Dear Mother Nature,
I have hesitated in writing a letter to you this year. I’ve written letters to you in years past and yes even a letter to the man upstairs, all to no avail. I figured that maybe those letters had upset you, and that I’d written them too early in the month of May and so you were unhappy about that.
I didn’t write a letter last year in the hopes that you’d provide a more… springlike May in Chicago. And even this year, I held off, as I wished to respect your expertise and knowledge where it comes to matters of weather. But I gotta say that I’ve had it. What we’ve experienced this year is not spring.
Don’t get me wrong, I appreciate all the rain. It is so nice to see the marshes full again instead of dry and to know that farmers are less panicked about a years long drought. I’ll regret all the mosquitoes that it will spawn, but I can deal with that. What I can’t deal with is the multiple personality spring we’ve had.
It honestly feels like two small children have been fighting over the remote control. “I want it hot!” “No, I want it cold!” One day we’ll be in the mid 80s and balmy, much earlier than we typically are here in Chicago. And the next, we are back to frigid March like temperatures with unseasonably cool weather.
Two weeks ago, we were in the mid 80s. Again. I put away the winter coats and hats after washing them. I even promised the wee ones that we’d spend all of Memorial Day weekend at the pool swimming. But yet, at 10am, it isn’t even 50 degrees outside. I had to dig out the cold weather gear during the last week of May. That’s just not right. And that pool I promised them? It didn’t open because it wasn’t warm enough. We wore coats to our neighborhood’s annual Memorial Day Parade. Not jackets. Coats.
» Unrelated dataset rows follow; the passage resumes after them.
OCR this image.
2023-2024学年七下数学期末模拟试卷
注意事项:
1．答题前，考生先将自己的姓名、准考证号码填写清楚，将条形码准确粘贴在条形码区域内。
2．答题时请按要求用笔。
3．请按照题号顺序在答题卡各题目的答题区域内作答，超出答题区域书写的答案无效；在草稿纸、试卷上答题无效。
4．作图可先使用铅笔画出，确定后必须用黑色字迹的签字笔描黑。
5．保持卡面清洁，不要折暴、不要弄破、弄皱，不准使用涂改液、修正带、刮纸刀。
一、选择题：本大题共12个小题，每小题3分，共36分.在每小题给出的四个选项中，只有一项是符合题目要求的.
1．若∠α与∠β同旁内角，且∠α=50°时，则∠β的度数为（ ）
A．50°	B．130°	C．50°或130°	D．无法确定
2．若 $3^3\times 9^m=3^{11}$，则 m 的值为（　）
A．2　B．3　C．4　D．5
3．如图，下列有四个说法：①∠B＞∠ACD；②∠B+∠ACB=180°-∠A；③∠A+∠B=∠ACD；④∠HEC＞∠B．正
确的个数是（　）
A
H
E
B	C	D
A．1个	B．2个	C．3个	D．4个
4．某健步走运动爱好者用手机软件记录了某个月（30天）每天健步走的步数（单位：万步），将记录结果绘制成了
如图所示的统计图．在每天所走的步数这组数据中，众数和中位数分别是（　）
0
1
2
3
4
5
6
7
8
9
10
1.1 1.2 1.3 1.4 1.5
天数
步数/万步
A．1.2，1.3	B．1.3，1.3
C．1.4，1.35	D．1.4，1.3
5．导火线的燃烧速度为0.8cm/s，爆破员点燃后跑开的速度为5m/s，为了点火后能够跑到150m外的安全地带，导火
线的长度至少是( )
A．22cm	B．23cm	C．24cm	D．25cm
And now we’re supposed to be up to 90 degrees again. It isn’t just me that’s confused. It’s the plants, too. Mine don’t know when to bloom or if to bloom. My lilacs actually just gave up and simply aren’t going to appear this year. So please. Stop your fighting. Seasons have their place. It should be cold in the winter with a gradual warming. I’m ok with days that have their highs in the 50s and 60s before we move into the low 70s and eventually the 80s. This year, we’ve skipped that. We’ve gone from 40s to 70s and 80s and back again with no warning.
It’s just not natural. Let the seasons come in turn without fighting over the remote control.
Because I’m a mom, and I don’t want to have to take it away from you and send you to your room.